Being a cat lover doesn’t exclude you from loving other animal species. Indeed, some enlightened dog-people see the error of their ways and know their fur family is not complete without a feline to rule to the roost.
If you yearn for a multi-lingual household (barks and meows) then it’s best to choose a cat breed that isn’t fazed by a dog’s enthusiastic (but often bad-mannered) approaches and won’t live in a state of perpetual fear.
Ideally you want to choose a cat breed with a reputation for being robust, which enjoys company, and loves to engage in play. Get the odds stacked in your favour by sourcing a breeder who socializes her kittens with dogs before leaving her care. That way, the kitten will accept your dog as a friend, making her less likely to run (a fast way to invite a dog to give chase).
Best Cat Breeds for Homes With Dogs
Let’s take a look at some felines that will give Rover a run for his money.
- Norwegian Forest Cat: Large and rugged, this cat with a hardy façade loves being a home body.
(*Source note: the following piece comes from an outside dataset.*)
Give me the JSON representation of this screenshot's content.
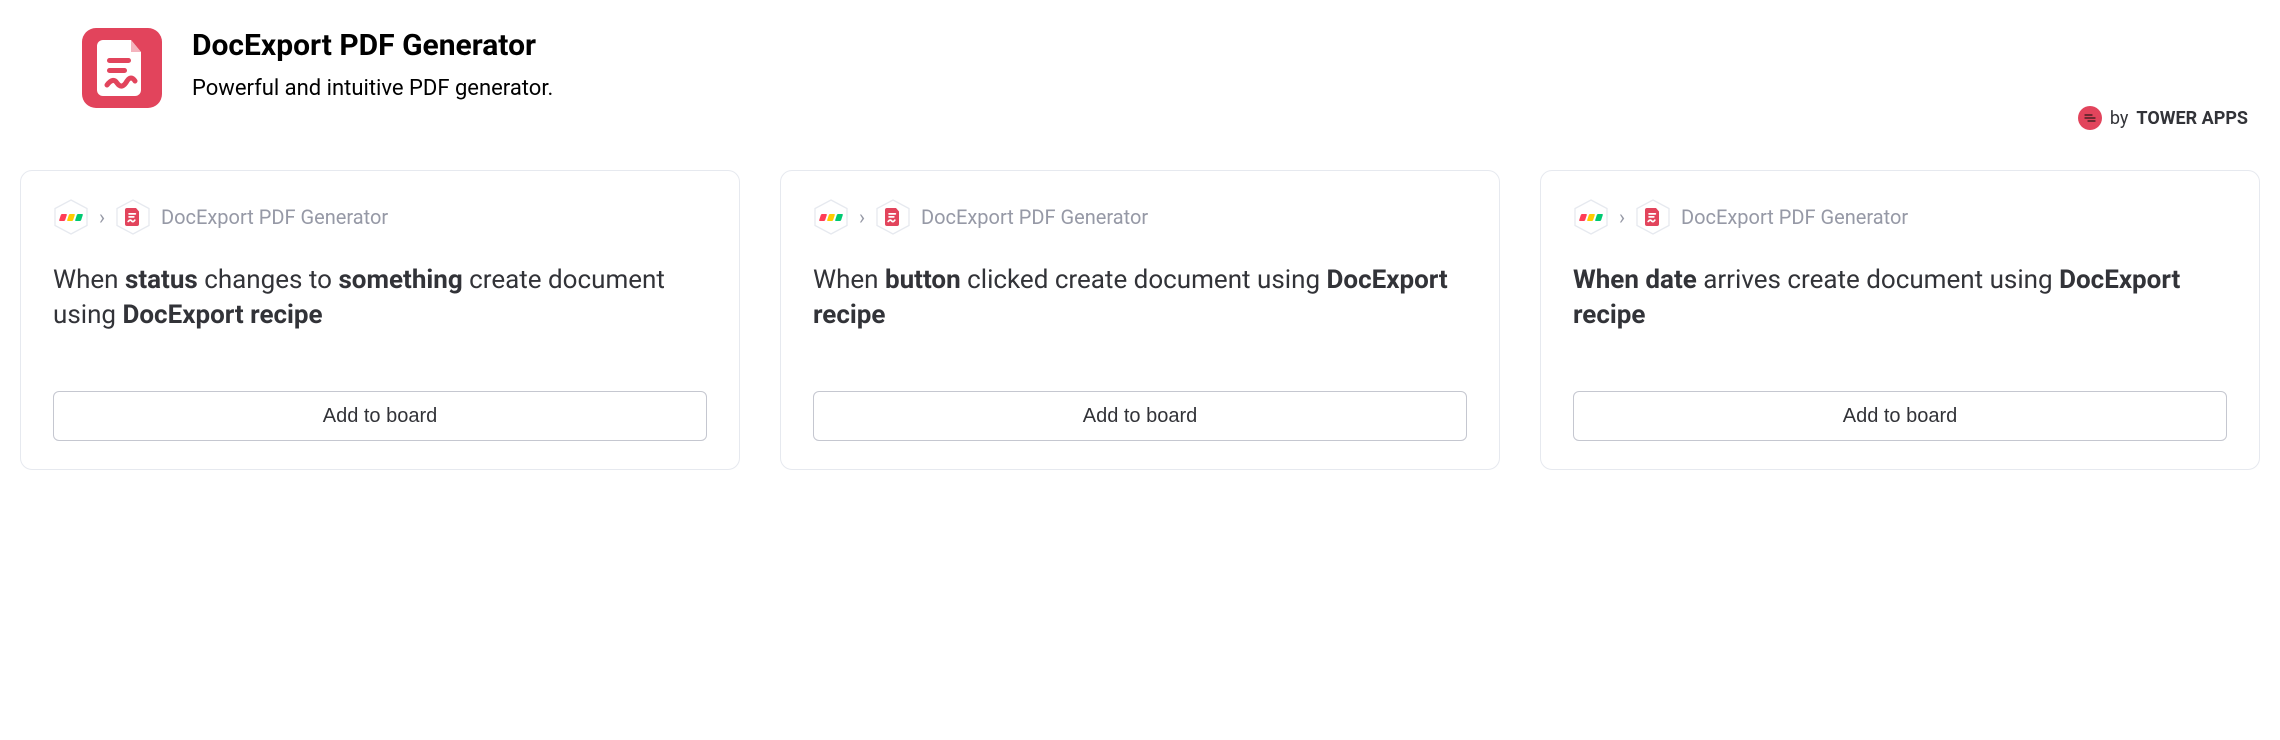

This breed knows its own mind, and perhaps more than others does what she wants on her terms, which is no bad thing when it comes to standing up to a dog. Sensible, social, and adaptable the Norwegian Forest Cat is open-minded about training and can be taught to walk on a leash or play fetch – and set a good example for the dog.
- Japanese Bobtail: This is a cat that’s naturally happy and outgoing, with a good sense of humour and loves to be at the centre of things, and is also a great starting point in a mixed species home. These unusual looking cats with their distinctive look of a truncated tail (less than three inches) and long back legs, love to carry things in their mouth and play fetch. Sounds almost dog like don’t they?
- Siberian: Big, docile, cheerful, and charismatic, the Siberian is another cat that’s been described as dog-like. Although not a common breed, it’s worth putting the effort in to find a good breeder as the Siberian will make a heat-seeking cuddle companion for your canine friend. In fact they are good all-rounders and get along with just about anyone or anything including children and dogs. Oh yes, and they also enjoy walking on a leash and playing with water.
- Bombay: With copper-coloured eyes and a coal black coat, the Bombay is rightly described as a ‘Parlour panther’. Congenial and outgoing, they have been described as a cross between a cat, dog, and a monkey. They like being busy and aren’t upset by hustle and bustle, all of which sounds a great qualification for setting up house with a canine cousin.
- Tonkinese: Best described as fun-loving, the Tonkinese loves to play interactive games such as hide-and-seek, tag, and fetch. The good news is this playful vent stays with them throughout life, making them a sort of purr-petual kitten who will appreciate a gentle game with anyway prepared to play – including the dog. Indeed, a bored Tonkinese is liable to get up to mischief, so a canine companion is not a bad idea. The main downside of the Tonkinese is their chatty nature; they like to tell you what’s going on and often do so in a unique, duck-quack-like chatter.
And finally, when you already own a dog be sure to assess their temperament to ensure it is suitable to take on a cat or kitten. Bear in mind that some terrier breeds just can’t help themselves when it comes to cats, and won’t be able to resist giving chase. This may be fun for the dog but it could end in serious injury for the cat, or at the very least an emotionally traumatized feline too fearful to leave their hiding place to eat or toilet.
Do the newbie a favour by making sure the dog is trained to execute a perfect “Sit” and “Stay” no matter what the provocation. Not only will the dog be more obedient to your wishes, but it gives you the necessary control to nip a game of chase in the bud.
And finally, make sure the cat has plenty of hiding places, such as a cardboard box in each room, plus a vertical escape route such as tall cat towers to scale and stay out of harm’s way.
Do you have a favourite breed that you think gets on well with dogs? We’d love to hear your recommendations on the best cat breeds for homes with dogs.